How to Handle Digital Assets in Estate Planning?

There is no denying that we live in a digital world today. A world that is constantly and exponentially advancing, bringing more aspects of our daily lives into its ambit with each passing day.


With this comes the growing importance and commoditization of digital assets, like pictures, videos, data, content, information, and even social media and subscription accounts. People and organizations attach significant commercial and sentimental value to such assets, so much so that they are even willing to go to court.

There have been many examples where families have initiated legal action against each other over ownership of digital assets belonging to a recently deceased family member. Some have had the foresight to include such assets in their estate planning, but this has its challenges.

Today we’ll be discussing what these challenges are, in addition to covering what digital assets are and what you can do with digital assets in terms of estate planning.


What Are Digital Assets?

Considering the limitless possibilities of what kind of content can be generated by digital means, it's difficult to give an exact definition of digital assets. It could include simple items such as photographs, music compositions, videos, personal financial accounts, tax information, emails, and documents.

More complicated things like source codes, algorithms, online finance portfolios, and personal information entered into different websites and subscription services can also be considered digital assets.
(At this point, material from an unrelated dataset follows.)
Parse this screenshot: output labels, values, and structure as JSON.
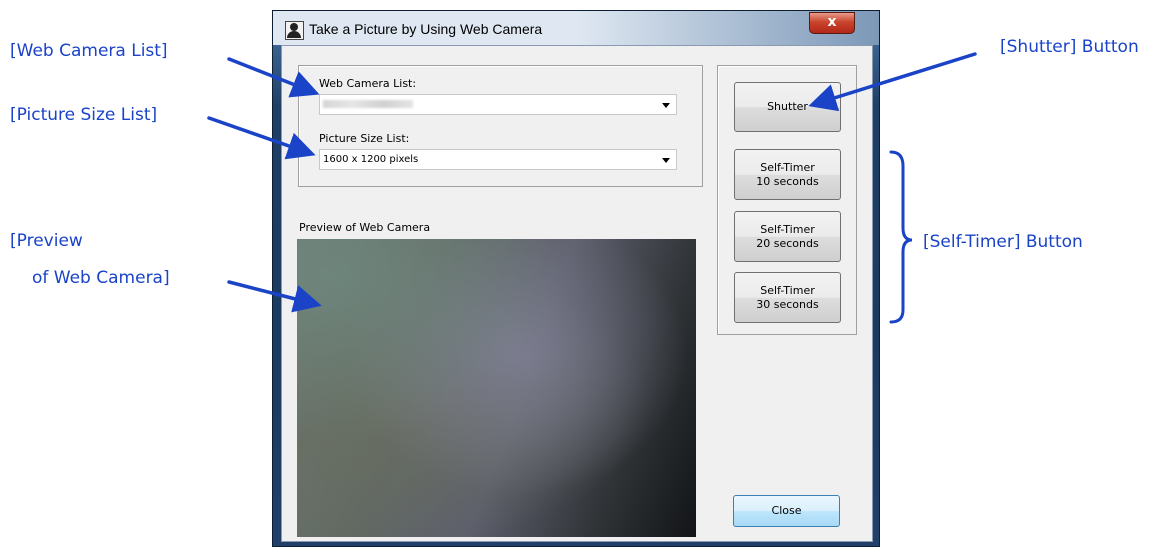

In essence, if the material in question was made using digital means or has been converted into and stored in digital form, then the same can be considered digital assets.
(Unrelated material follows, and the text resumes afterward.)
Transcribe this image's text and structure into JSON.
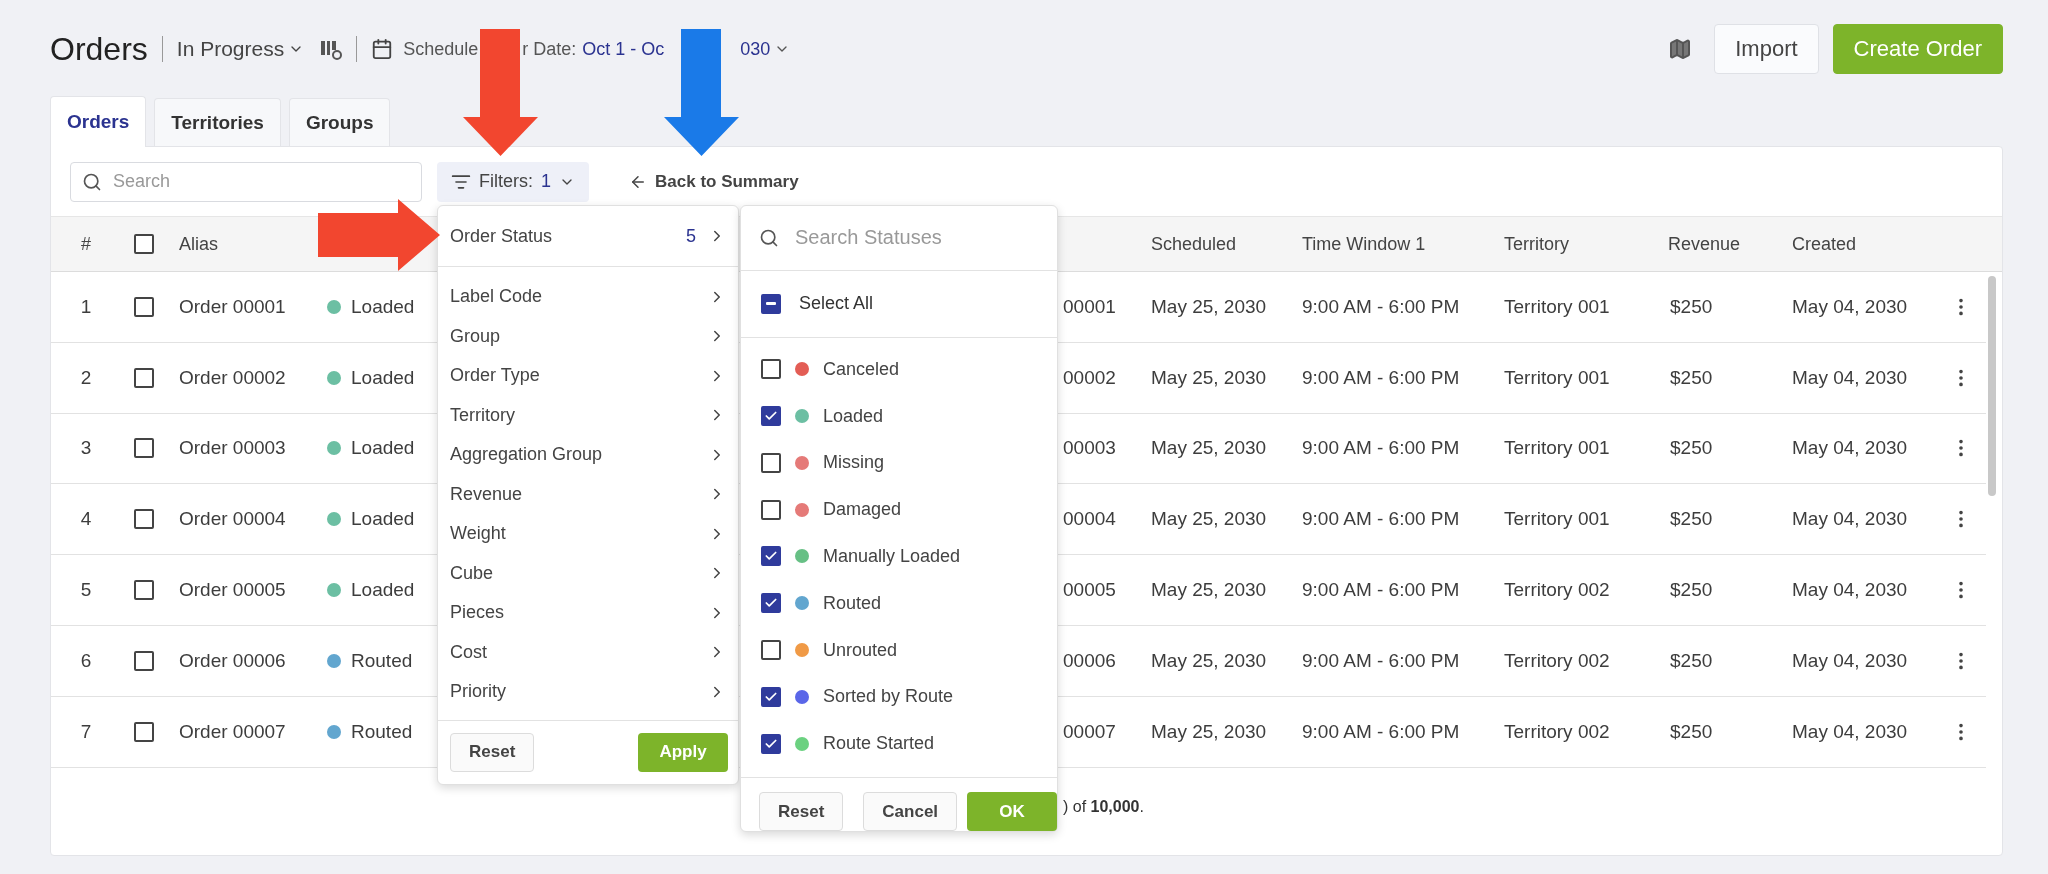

The Types of Digital Assets

While there is no official categorization of digital assets, there is a widely accepted one in the form of types of digital accounts that give access to the different types of digital assets. The 3 main types of digital accounts are Virtual Currency Accounts, Virtual Property Accounts, and Social Media Accounts.

Virtual Currency Accounts, as the name suggests, would deal with virtual currency such as Paypal, Bitcoin, and credit card accounts with cashback features and loyalty programs. Such accounts can hold or be worth a lot of money. Bitcoin alone has a market cap of $500 billion and people can end up with thousands of dollars in savings and cashback from credit cards.

Virtual Property Accounts would contain any virtual property like documents, images, videos, and music. Online drives such as Google Drive, Dropbox, and OneDrive are examples of virtual property accounts.

The property need not be owned by the account holder; it may also be available to them by way of a license. iTunes is one example where you can purchase copies of songs, but you wouldn’t have ownership of the song itself.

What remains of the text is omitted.